For instance, mobility data collected from location services typically only includes people who move through the city carrying smart devices, like smartphones. This approach often excludes children, the elderly, and unbanked people, leaving cities with an incomplete picture of the community. Cities need to work to fill data gaps through inclusionary approaches, like sharing data findings with residents to verify it and working directly with on-the-ground community groups to gather additional data.
"You have to overcome data gaps by really listening to people and questioning whether your source of data is representative of their lives and experience," says Nayeli Rodriguez, Technologist for the Public Realm at the Mayor's Office of New Urban Mechanics in Boston.
To ensure smarter, more complete base data that supports a smart city digital twin, cities need high-quality data governance. Boston has shown its commitment to responsible data use and governance, adopting an initial set of data trust principles that communicate that data isn't just for governments and institutions. The city wants to equip city staff and residents with the tools and knowledge to use data effectively.
"We want to draw residents' attention more and more to these systems that collect data," she says. "Not only because it helps them to safeguard their own privacy and data, but it will also guide us as planners to make better decisions that are more representative of what residents want out of the city."

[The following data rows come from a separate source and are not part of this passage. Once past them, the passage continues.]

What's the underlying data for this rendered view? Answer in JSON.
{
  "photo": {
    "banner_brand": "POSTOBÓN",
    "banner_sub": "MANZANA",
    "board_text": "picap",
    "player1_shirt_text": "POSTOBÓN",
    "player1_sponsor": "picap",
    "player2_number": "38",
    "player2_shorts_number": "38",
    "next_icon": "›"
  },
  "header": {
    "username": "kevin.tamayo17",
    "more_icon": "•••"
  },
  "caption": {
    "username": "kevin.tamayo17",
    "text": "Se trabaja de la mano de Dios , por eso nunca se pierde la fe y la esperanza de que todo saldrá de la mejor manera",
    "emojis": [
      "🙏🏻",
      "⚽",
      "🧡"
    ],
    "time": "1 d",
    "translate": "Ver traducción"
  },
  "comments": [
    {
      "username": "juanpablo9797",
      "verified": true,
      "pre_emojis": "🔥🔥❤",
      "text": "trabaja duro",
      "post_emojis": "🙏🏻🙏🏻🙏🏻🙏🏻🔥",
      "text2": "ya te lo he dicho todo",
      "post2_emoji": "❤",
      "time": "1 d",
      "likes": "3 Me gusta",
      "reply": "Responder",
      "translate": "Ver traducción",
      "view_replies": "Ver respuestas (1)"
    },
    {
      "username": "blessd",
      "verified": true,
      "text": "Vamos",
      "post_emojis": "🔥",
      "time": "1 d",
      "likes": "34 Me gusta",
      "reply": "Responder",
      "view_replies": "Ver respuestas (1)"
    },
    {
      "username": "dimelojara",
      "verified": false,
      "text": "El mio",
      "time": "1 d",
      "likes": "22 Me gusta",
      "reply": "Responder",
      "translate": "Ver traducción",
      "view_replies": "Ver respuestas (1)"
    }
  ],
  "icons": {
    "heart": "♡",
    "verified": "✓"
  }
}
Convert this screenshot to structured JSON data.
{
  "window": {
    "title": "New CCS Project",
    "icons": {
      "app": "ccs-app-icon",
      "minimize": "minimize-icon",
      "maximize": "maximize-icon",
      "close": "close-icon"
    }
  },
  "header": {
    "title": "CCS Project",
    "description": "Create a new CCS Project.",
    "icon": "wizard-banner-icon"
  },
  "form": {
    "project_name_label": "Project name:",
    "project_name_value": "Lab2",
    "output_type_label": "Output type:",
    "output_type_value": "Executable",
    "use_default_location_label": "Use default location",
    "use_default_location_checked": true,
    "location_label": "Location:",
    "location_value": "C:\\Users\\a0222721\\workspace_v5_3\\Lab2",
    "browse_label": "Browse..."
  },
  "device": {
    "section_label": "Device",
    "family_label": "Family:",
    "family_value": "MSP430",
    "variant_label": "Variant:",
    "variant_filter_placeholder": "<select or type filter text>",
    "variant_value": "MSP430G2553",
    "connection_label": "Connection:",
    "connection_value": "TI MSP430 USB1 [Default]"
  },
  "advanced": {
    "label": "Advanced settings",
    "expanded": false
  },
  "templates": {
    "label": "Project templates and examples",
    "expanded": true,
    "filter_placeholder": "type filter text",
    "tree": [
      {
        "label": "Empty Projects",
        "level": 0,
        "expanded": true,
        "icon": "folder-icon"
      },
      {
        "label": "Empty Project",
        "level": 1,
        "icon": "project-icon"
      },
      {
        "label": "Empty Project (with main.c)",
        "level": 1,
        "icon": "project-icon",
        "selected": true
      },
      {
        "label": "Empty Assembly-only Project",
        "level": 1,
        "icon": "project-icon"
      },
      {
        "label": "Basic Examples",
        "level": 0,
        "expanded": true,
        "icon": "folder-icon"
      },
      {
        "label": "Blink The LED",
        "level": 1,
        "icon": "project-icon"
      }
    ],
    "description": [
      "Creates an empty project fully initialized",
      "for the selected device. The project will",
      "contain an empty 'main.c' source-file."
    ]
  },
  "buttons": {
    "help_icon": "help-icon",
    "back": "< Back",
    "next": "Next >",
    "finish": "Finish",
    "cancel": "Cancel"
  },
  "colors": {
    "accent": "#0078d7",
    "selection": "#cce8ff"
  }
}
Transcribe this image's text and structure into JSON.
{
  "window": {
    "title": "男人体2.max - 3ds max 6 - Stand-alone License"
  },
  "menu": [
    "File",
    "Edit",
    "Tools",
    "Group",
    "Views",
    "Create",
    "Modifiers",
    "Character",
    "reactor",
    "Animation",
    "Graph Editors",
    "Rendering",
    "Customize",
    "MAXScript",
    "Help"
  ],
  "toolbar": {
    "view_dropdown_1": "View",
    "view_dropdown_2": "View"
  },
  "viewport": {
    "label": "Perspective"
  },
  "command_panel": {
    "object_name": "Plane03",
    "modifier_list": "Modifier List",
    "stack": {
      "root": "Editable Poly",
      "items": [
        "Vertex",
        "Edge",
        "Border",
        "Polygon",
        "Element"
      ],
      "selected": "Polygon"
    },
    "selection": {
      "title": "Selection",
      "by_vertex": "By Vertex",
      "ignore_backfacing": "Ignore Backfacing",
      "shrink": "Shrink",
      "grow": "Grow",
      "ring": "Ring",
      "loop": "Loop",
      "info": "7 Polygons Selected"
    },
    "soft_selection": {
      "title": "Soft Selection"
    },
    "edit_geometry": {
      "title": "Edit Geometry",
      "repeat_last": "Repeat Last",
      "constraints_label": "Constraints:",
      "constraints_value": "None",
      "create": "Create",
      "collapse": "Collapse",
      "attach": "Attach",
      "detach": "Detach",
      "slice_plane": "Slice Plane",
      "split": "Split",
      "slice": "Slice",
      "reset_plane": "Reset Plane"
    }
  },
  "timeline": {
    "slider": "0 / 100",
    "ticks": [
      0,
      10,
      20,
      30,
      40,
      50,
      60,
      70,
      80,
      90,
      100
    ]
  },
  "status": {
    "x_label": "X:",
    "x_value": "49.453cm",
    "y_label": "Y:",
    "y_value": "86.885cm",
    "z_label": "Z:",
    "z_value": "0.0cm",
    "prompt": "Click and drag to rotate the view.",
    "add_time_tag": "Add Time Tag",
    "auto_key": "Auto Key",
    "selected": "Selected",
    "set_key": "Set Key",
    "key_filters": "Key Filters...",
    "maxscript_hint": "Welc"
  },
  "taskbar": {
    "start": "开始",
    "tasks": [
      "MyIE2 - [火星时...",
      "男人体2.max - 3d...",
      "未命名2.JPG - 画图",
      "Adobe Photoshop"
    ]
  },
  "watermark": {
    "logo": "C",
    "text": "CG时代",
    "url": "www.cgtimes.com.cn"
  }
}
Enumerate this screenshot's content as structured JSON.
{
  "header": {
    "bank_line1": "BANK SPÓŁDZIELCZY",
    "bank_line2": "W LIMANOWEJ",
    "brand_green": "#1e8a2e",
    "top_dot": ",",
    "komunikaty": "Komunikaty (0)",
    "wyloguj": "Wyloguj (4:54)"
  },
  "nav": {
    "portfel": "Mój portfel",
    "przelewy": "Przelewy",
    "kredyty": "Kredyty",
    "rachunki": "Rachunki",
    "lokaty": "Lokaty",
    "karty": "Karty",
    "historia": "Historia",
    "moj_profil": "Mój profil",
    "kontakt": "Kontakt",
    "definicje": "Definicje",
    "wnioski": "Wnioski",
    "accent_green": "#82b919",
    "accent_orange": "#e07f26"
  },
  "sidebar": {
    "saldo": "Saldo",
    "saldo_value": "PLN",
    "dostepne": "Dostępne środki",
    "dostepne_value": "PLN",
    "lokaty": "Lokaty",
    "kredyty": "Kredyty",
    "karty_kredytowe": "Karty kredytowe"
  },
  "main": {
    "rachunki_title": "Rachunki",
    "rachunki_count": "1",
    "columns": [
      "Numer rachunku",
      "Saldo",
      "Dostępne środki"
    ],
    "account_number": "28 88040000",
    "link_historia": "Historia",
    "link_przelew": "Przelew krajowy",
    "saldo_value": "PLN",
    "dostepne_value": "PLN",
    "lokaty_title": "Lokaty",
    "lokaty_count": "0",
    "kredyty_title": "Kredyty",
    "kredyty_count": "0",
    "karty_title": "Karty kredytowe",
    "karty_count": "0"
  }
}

As more and more cities start to develop their own digital twins, the tool could extend far beyond its current uses. Cities facing threats from coastal and riverine flooding might be looking for a way to simulate future flooding events, comprehensively manage risks, and rapidly create recovery plans. And many cities are still figuring out how to meet public engagement requirements during a pandemic or other public health crises. Digital twins can help stakeholders visualize projects and developments, even in remote situations.
Others could employ smart city digital twins as a visualization tool, illustrating policies and plans to decision makers and the public, or as a way to gather feedback to support the cocreation of plans.
Regardless of how they are used, the central purpose of city digital twins is helping planners to create great communities for all. From climate adaptation and resilience planning to creative public engagement, city digital twins are flexible, agile, and promising tools to streamline planning processes and increase productivity in planning organizations.